Montilla’s signing with the Islanders also signifies another significant milestone for Edinburg Vela’s softball program, which has emerged in recent years as one of the state’s perennial powers at the Class 6A level.

Montilla, now a senior, became the fourth SaberCats’ softball standout to sign to play collegiately in 2020, all of whom inked their national letters of intent since the COVID-19 pandemic disrupted their season.

She joins several former Vela stars who recently graduated like middle infielder Kameryn Casares, who joined the inaugural recruiting class at Texas A&M-San Antonio, and first baseman and corner outfielder Deandra Longoria who signed with Howard Payne, an NCAA Division III school in Brownwood, Texas.

Montilla also becomes Vela’s second softball star to sign with a Division I program within Texas, joining former Edinburg High and Edinburg Vela outfielder Katy Truitt who signed to play with the North Texas Mean Green.

“There’s a lot that goes into it, but when you’re around a lot of people with the same mindset, that plays a big part,” Montilla said. “Knowing that she wants to go to college and she does and she does, if we put our minds together, we can do that. We feed off each other and give each other tips and tricks, but that’s from stuff we’ve learned and that’s some stuff we can take on with us after playing with these girls who have already committed.”
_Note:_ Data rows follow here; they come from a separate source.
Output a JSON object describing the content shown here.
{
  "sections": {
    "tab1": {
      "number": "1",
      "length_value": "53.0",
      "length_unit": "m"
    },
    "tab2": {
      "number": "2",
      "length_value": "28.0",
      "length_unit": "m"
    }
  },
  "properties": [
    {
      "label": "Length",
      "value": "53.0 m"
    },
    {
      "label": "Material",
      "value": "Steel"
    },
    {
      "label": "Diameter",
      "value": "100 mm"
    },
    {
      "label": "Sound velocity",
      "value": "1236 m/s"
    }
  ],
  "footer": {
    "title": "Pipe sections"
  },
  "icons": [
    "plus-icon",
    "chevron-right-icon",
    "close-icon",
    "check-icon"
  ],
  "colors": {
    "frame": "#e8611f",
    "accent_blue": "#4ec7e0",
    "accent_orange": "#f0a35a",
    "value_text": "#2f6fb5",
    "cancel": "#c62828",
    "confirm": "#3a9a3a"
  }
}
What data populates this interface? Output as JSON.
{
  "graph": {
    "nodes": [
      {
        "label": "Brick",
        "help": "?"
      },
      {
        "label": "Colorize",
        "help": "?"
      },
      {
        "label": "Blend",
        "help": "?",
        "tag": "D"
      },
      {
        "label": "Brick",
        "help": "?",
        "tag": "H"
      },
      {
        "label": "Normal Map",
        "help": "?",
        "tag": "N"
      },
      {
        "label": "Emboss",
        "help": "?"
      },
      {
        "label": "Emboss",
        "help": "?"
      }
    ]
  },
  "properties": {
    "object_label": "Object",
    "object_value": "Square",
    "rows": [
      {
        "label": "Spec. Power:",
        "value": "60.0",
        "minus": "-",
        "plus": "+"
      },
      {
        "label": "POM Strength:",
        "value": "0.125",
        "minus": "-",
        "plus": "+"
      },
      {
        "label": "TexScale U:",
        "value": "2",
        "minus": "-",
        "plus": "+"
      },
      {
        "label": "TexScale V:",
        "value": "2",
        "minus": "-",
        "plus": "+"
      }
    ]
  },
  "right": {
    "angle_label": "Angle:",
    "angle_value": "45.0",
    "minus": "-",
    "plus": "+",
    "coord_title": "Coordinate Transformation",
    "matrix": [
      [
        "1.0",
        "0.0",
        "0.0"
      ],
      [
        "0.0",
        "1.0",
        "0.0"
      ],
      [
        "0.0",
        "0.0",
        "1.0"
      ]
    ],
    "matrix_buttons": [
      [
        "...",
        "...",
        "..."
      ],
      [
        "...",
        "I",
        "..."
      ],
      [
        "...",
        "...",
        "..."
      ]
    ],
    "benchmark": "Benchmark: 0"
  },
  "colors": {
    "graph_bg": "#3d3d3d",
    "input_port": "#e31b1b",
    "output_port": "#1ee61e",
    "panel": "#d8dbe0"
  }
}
For Montilla and the SaberCats this coming season, however, the mission is clear: return to the diamond, punch past the Sweet 16 in the Class 6A playoffs and reclaim the mantle as the RGV’s most elite softball squad.

“When we’re going to do something, we set our mind to it and go do it,” Montilla said of her Vela softball family. “We’re going to go hard until our final game and even then a majority of us are going to (play in) college, so after that then it starts all over again and I’m super excited about that.”